Capital gains are defined as any profit or income you received from selling property or an investment. Capital gains are often taxed at a separate rate from income received from working and are often eligible for different deductions and rules that could help you reduce your capital gains tax requirements in Canada.
While it is always advised to consult with a tax professional for specifics pertaining to your particular taxes, there are certain general guidelines that you can follow if you want to get a capital gains tax deduction.
Figure Out Tax Status and Maximum Deduction
Only Canadian residents can qualify for capital gains taxes. Residents of Canada are defined as anyone living in Canada for at least 183 days out of the year. If you rent or lease a home in Canada, even if you live outside of the country, you may also be considered a full-year resident. You may potentially be eligible for capital gains tax deduction if you were a Canada resident for part of the tax year and a full-year resident during some previous tax years.
If you are eligible for a deduction, determine the maximum deduction you are able to take. Canada has a lifetime limit on capital gains exemptions of $750,000, so if you’ve taken capital gains tax deductions in previous years, you may not be able to take as much as you like.

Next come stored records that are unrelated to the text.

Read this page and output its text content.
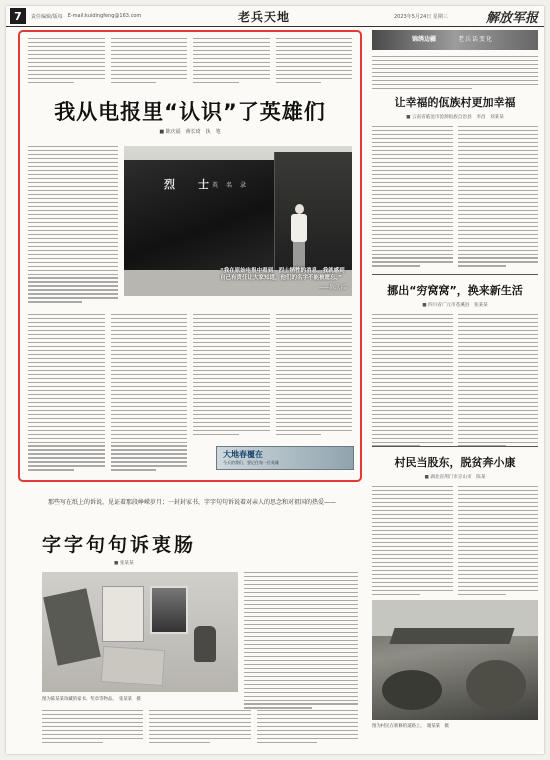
7	责任编辑/版每 E-mail:kuidingfeng@163.com	老兵天地	2023年5月24日 星期三	解放军报
我从电报里“认识”了英雄们
■ 陈庆福　蒋长琦　执　笔
烈　士
英　名　录
“我在原始电报中看到　烈士牺牲的消息，我就感到自己有责任让大家知道，他们的名字不能被遗忘。”
——陈庆福
大地春覆在
今天的我们，要记住每一位英雄
锦绣边疆	老兵话变化
让幸福的佤族村更加幸福
■ 云南省临沧市沧源佤族自治县　李昌　刘某某
挪出“穷窝窝”，换来新生活
■ 四川省广元市苍溪县　张某某
村民当股东，脱贫奔小康
■ 湖北省荆门市京山市　陈某
图为村民在新修的道路上。　谢某某　摄
那些写在纸上的诉说，见证着那段峥嵘岁月；一封封家书，字字句句诉说着对亲人的思念和对祖国的热爱——
字字句句诉衷肠
■ 张某某
图为陈某某珍藏的家书、奖章等物品。　张某某　摄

For certain properties within this limit, the lifetime limit is $375,000.
File Forms T657 And T936
Form T657 can be found on the website of the Canada Revenue Agency. You may also be able to find it at your local accountant’s office. If you are calculating investment expenses and income for up to 10 years before the current tax year, you may also need to find Form T936 to calculate cumulative net investment gains and losses.
Deductions will be included on Form T657. They include deductions on capital gains from:
- Qualified small business company stock
- Qualified fishing or farming properties
- Certain business capital and properties
- Reserves from any of these categories
A reserve should be claimed when you have income from a capital asset such as a trust fund distributed over a period of multiple years. This process involves only reporting income received in the current year to be counted toward capital gains for the year.
Capital losses may be reported on Form T936 and held against any future capital gains for taxation purposes. Consult with an account for assistance with Form T936, but know that your losses are just as important to reducing your capital gains tax as your deductions.